The U.S. government made methamphetamine illegal in the 1970s, after which it was only produced and distributed by criminal entities, such as motorcycle gangs. In the 90s Mexican drug traffickers set up large meth labs in California to produce and distribute the drug. Since then small, “stove-top” labs have cropped up across the country.
The Curse of Meth Addiction
Meth addiction is a serious problem across the United States with areas of higher concentration in the southwest and Hawaii. Meth is extremely addictive and can be injected, inhaled (snorted), smoked or taken orally, this versatility helps increase usage rates just as with opiate based drugs such as oxycodone and heroin, which can also be used in multiple ways.
The signs of meth use include talkativeness, loss of appetite, higher respiration, rapid or irregular heartbeat, and euphoria. As abuse of the drug continues into addiction, addicts will become paranoid, psychotic, moody, aggressive or violent, as well as develop a tendency to “pick” at their skin leaving tiny sores and scabs throughout their bodies, including their faces. They will also experience “crawling skin” or formication.

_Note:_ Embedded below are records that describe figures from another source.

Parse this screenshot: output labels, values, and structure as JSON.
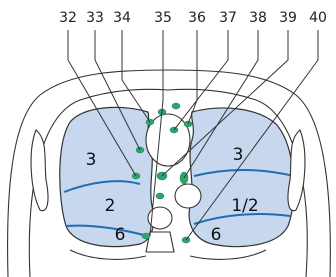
{
  "labels": [
    "32",
    "33",
    "34",
    "35",
    "36",
    "37",
    "38",
    "39",
    "40"
  ],
  "regions": [
    "3",
    "2",
    "6",
    "3",
    "1/2",
    "6"
  ]
}
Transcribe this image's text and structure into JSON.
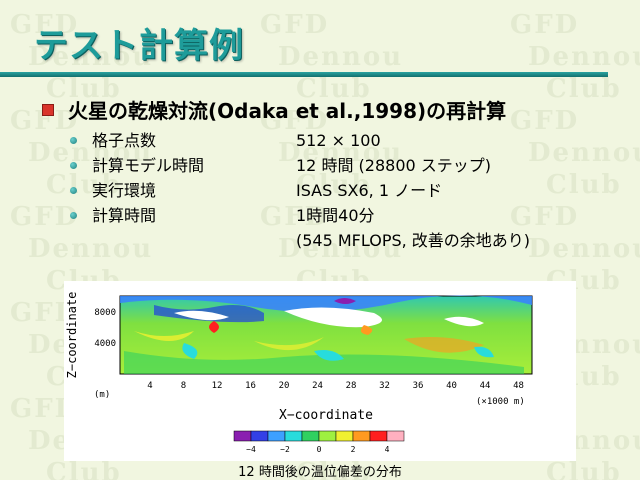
{
  "slide": {
    "title": "テスト計算例",
    "main_bullet": "火星の乾燥対流(Odaka et al.,1998)の再計算",
    "items": [
      {
        "label": "格子点数",
        "value": "512 × 100"
      },
      {
        "label": "計算モデル時間",
        "value": "12 時間 (28800 ステップ)"
      },
      {
        "label": "実行環境",
        "value": "ISAS SX6, 1 ノード"
      },
      {
        "label": "計算時間",
        "value": "1時間40分"
      }
    ],
    "extra_value": "(545 MFLOPS, 改善の余地あり)",
    "watermark_lines": [
      "GFD",
      "Dennou",
      "Club"
    ],
    "caption": "12 時間後の温位偏差の分布"
  },
  "figure": {
    "ylabel": "Z−coordinate",
    "xlabel": "X−coordinate",
    "yticks": [
      "8000",
      "4000"
    ],
    "xticks": [
      "4",
      "8",
      "12",
      "16",
      "20",
      "24",
      "28",
      "32",
      "36",
      "40",
      "44",
      "48"
    ],
    "x_unit_left": "(m)",
    "x_unit_right": "(×1000 m)",
    "colorbar_labels": [
      "−4",
      "−2",
      "0",
      "2",
      "4"
    ],
    "colorbar_colors": [
      "#8a1fb0",
      "#3340e6",
      "#3da0ff",
      "#28dcdc",
      "#30d060",
      "#9ef040",
      "#f0f030",
      "#ff9a20",
      "#ff2020",
      "#ffb0c0"
    ]
  },
  "colors": {
    "title": "#1e9c9a",
    "rule": "#13706e",
    "bullet": "#d9342b",
    "background": "#f1f6e0"
  }
}
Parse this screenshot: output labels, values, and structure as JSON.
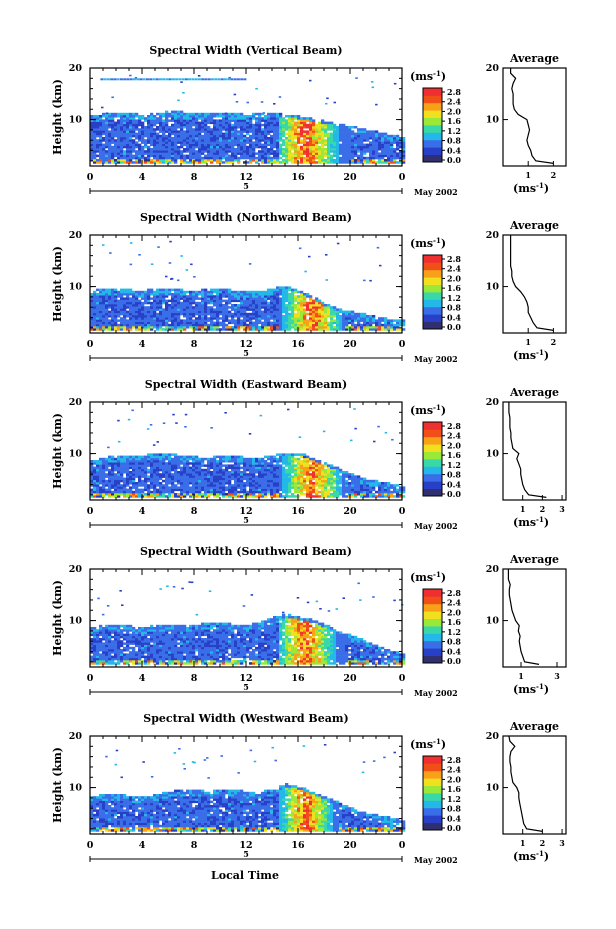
{
  "figure": {
    "xlabel": "Local Time"
  },
  "colorbar": {
    "unit_label": "(ms",
    "unit_exp": "-1",
    "unit_close": ")",
    "ticks": [
      "0.0",
      "0.4",
      "0.8",
      "1.2",
      "1.6",
      "2.0",
      "2.4",
      "2.8"
    ],
    "colors": [
      "#303070",
      "#2840c8",
      "#3a6ee8",
      "#24b8e8",
      "#38d8a8",
      "#9ae838",
      "#f0e020",
      "#f8a018",
      "#f05018",
      "#f03030"
    ]
  },
  "chart_data": [
    {
      "type": "heatmap",
      "title": "Spectral Width (Vertical Beam)",
      "ylabel": "Height (km)",
      "xticks": [
        "0",
        "4",
        "8",
        "12",
        "16",
        "20",
        "0"
      ],
      "yticks": [
        "20",
        "10"
      ],
      "xlim": [
        0,
        24
      ],
      "ylim": [
        1,
        20
      ],
      "date_label": "5",
      "date_note": "May 2002",
      "clim": [
        0.0,
        2.8
      ],
      "cloud": {
        "top_km": [
          10.5,
          11.0,
          11.2,
          11.0,
          10.8,
          11.0,
          11.5,
          11.3,
          11.0,
          11.0,
          11.2,
          11.0,
          10.8,
          11.0,
          11.0,
          10.8,
          10.5,
          10.0,
          9.5,
          9.0,
          8.5,
          8.0,
          7.5,
          7.0,
          6.5
        ],
        "base_km": 1.5,
        "turb_start_h": 14.5,
        "turb_end_h": 20.0,
        "turb_peak_h": 16.5,
        "upper_layer_km": 18.0
      },
      "avg": {
        "title": "Average",
        "xlabel": "(ms",
        "xlabel_exp": "-1",
        "xlabel_close": ")",
        "xticks": [
          "1",
          "2"
        ],
        "xlim": [
          0,
          2.5
        ],
        "yticks": [
          "20",
          "10"
        ],
        "profile_h_km": [
          1.5,
          2,
          3,
          4,
          5,
          6,
          7,
          8,
          9,
          10,
          11,
          12,
          13,
          14,
          15,
          16,
          17,
          18,
          19,
          20
        ],
        "profile_v": [
          2.0,
          1.3,
          1.15,
          1.1,
          1.0,
          0.95,
          1.0,
          1.05,
          1.0,
          0.95,
          0.6,
          0.45,
          0.4,
          0.4,
          0.4,
          0.35,
          0.4,
          0.5,
          0.3,
          0.3
        ]
      }
    },
    {
      "type": "heatmap",
      "title": "Spectral Width (Northward Beam)",
      "ylabel": "Height (km)",
      "xticks": [
        "0",
        "4",
        "8",
        "12",
        "16",
        "20",
        "0"
      ],
      "yticks": [
        "20",
        "10"
      ],
      "xlim": [
        0,
        24
      ],
      "ylim": [
        1,
        20
      ],
      "date_label": "5",
      "date_note": "May 2002",
      "clim": [
        0.0,
        2.8
      ],
      "cloud": {
        "top_km": [
          9.0,
          9.5,
          9.5,
          9.2,
          9.0,
          9.5,
          9.5,
          9.2,
          9.0,
          9.5,
          9.5,
          9.0,
          8.8,
          9.0,
          9.5,
          10.0,
          9.0,
          8.0,
          6.5,
          5.5,
          5.0,
          4.5,
          4.0,
          3.5,
          3.5
        ],
        "base_km": 1.5,
        "turb_start_h": 14.5,
        "turb_end_h": 19.5,
        "turb_peak_h": 17.0,
        "upper_layer_km": 0
      },
      "avg": {
        "title": "Average",
        "xlabel": "(ms",
        "xlabel_exp": "-1",
        "xlabel_close": ")",
        "xticks": [
          "1",
          "2"
        ],
        "xlim": [
          0,
          2.5
        ],
        "yticks": [
          "20",
          "10"
        ],
        "profile_h_km": [
          1.5,
          2,
          3,
          4,
          5,
          6,
          7,
          8,
          9,
          10,
          11,
          12,
          13,
          14,
          15,
          16,
          17,
          18,
          19,
          20
        ],
        "profile_v": [
          2.0,
          1.35,
          1.2,
          1.1,
          1.0,
          1.0,
          0.95,
          0.85,
          0.7,
          0.5,
          0.4,
          0.35,
          0.35,
          0.3,
          0.3,
          0.3,
          0.3,
          0.3,
          0.3,
          0.3
        ]
      }
    },
    {
      "type": "heatmap",
      "title": "Spectral Width (Eastward Beam)",
      "ylabel": "Height (km)",
      "xticks": [
        "0",
        "4",
        "8",
        "12",
        "16",
        "20",
        "0"
      ],
      "yticks": [
        "20",
        "10"
      ],
      "xlim": [
        0,
        24
      ],
      "ylim": [
        1,
        20
      ],
      "date_label": "5",
      "date_note": "May 2002",
      "clim": [
        0.0,
        2.8
      ],
      "cloud": {
        "top_km": [
          8.5,
          9.0,
          9.5,
          9.2,
          9.5,
          10.0,
          9.8,
          9.5,
          9.2,
          9.0,
          9.5,
          9.5,
          9.0,
          9.0,
          9.5,
          10.0,
          10.0,
          9.0,
          8.0,
          7.0,
          6.0,
          5.0,
          4.5,
          4.0,
          3.5
        ],
        "base_km": 1.5,
        "turb_start_h": 14.5,
        "turb_end_h": 19.5,
        "turb_peak_h": 17.0,
        "upper_layer_km": 0
      },
      "avg": {
        "title": "Average",
        "xlabel": "(ms",
        "xlabel_exp": "-1",
        "xlabel_close": ")",
        "xticks": [
          "1",
          "2",
          "3"
        ],
        "xlim": [
          0,
          3.2
        ],
        "yticks": [
          "20",
          "10"
        ],
        "profile_h_km": [
          1.5,
          2,
          3,
          4,
          5,
          6,
          7,
          8,
          9,
          10,
          11,
          12,
          13,
          14,
          15,
          16,
          17,
          18,
          19,
          20
        ],
        "profile_v": [
          2.2,
          1.3,
          1.1,
          1.0,
          0.95,
          0.9,
          0.9,
          0.8,
          0.7,
          0.8,
          0.5,
          0.45,
          0.4,
          0.4,
          0.35,
          0.35,
          0.35,
          0.3,
          0.3,
          0.3
        ]
      }
    },
    {
      "type": "heatmap",
      "title": "Spectral Width (Southward Beam)",
      "ylabel": "Height (km)",
      "xticks": [
        "0",
        "4",
        "8",
        "12",
        "16",
        "20",
        "0"
      ],
      "yticks": [
        "20",
        "10"
      ],
      "xlim": [
        0,
        24
      ],
      "ylim": [
        1,
        20
      ],
      "date_label": "5",
      "date_note": "May 2002",
      "clim": [
        0.0,
        2.8
      ],
      "cloud": {
        "top_km": [
          8.5,
          9.0,
          9.0,
          8.8,
          8.5,
          9.0,
          9.0,
          8.8,
          9.0,
          9.5,
          9.5,
          9.0,
          9.0,
          9.5,
          10.5,
          11.0,
          10.5,
          10.0,
          9.0,
          8.0,
          7.0,
          6.0,
          5.0,
          4.0,
          3.5
        ],
        "base_km": 1.5,
        "turb_start_h": 14.5,
        "turb_end_h": 19.5,
        "turb_peak_h": 16.5,
        "upper_layer_km": 0
      },
      "avg": {
        "title": "Average",
        "xlabel": "(ms",
        "xlabel_exp": "-1",
        "xlabel_close": ")",
        "xticks": [
          "1",
          "3"
        ],
        "xlim": [
          0,
          3.5
        ],
        "yticks": [
          "20",
          "10"
        ],
        "profile_h_km": [
          1.5,
          2,
          3,
          4,
          5,
          6,
          7,
          8,
          9,
          10,
          11,
          12,
          13,
          14,
          15,
          16,
          17,
          18,
          19,
          20
        ],
        "profile_v": [
          2.0,
          1.2,
          1.1,
          1.0,
          0.95,
          0.9,
          0.95,
          0.85,
          0.9,
          0.7,
          0.6,
          0.5,
          0.45,
          0.4,
          0.35,
          0.35,
          0.4,
          0.3,
          0.3,
          0.3
        ]
      }
    },
    {
      "type": "heatmap",
      "title": "Spectral Width (Westward Beam)",
      "ylabel": "Height (km)",
      "xticks": [
        "0",
        "4",
        "8",
        "12",
        "16",
        "20",
        "0"
      ],
      "yticks": [
        "20",
        "10"
      ],
      "xlim": [
        0,
        24
      ],
      "ylim": [
        1,
        20
      ],
      "date_label": "5",
      "date_note": "May 2002",
      "clim": [
        0.0,
        2.8
      ],
      "cloud": {
        "top_km": [
          8.0,
          8.5,
          8.5,
          8.2,
          8.0,
          8.5,
          9.0,
          9.5,
          9.5,
          9.0,
          9.5,
          9.5,
          9.0,
          9.0,
          9.5,
          10.5,
          10.0,
          9.0,
          8.0,
          7.0,
          6.0,
          5.0,
          4.5,
          4.0,
          3.5
        ],
        "base_km": 1.5,
        "turb_start_h": 14.5,
        "turb_end_h": 19.0,
        "turb_peak_h": 16.5,
        "upper_layer_km": 0
      },
      "avg": {
        "title": "Average",
        "xlabel": "(ms",
        "xlabel_exp": "-1",
        "xlabel_close": ")",
        "xticks": [
          "1",
          "2",
          "3"
        ],
        "xlim": [
          0,
          3.2
        ],
        "yticks": [
          "20",
          "10"
        ],
        "profile_h_km": [
          1.5,
          2,
          3,
          4,
          5,
          6,
          7,
          8,
          9,
          10,
          11,
          12,
          13,
          14,
          15,
          16,
          17,
          18,
          19,
          20
        ],
        "profile_v": [
          2.0,
          1.2,
          1.05,
          1.0,
          0.95,
          0.9,
          0.85,
          0.8,
          0.8,
          0.7,
          0.5,
          0.45,
          0.4,
          0.4,
          0.35,
          0.35,
          0.4,
          0.6,
          0.35,
          0.3
        ]
      }
    }
  ]
}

Due to the toxicity of the drug and the lack of nutrition addicts will also experience brittle, or breaking, hair and hair loss. Worst of all is the impact in an addict’s teeth, which are severely damaged by the drug. The teeth will decay and turn black to the point of needing to be extracted. The teeth and gums rot from the inside and the roots of the teeth will rot away.
Recovering from an Addiction to Meth
Addiction to meth, or methamphetamine, is difficult to treat. Meth is a highly addictive drug.
Although there are medications that can help in the recovery from some addictions, such as heroin, there is no such pharmacological option available for meth addiction. However, in cases of acute panic or anxiety, during detoxification, for example, an anti-anxiety medication, such as benzodiazepine, may be useful. Or, in cases of meth induced psychosis the use of Neuroleptics may also be used.
Currently the most effective recovery options for meth addiction treatment consist of behavioral therapies, such as cognitive therapy, or Dialectical Behavioral Therapy (DBT), or eye movement desensitization and reprocessing (EMDR). This methodologies help to modify the addict’s thinking, expectations and behaviors, as well as increase coping skills. Additionally, neurofeedback may be used as a means of helping to readjust the altered brain and as an aid in develop relapse prevention skills. Support groups are also extremely useful in preventing relapse.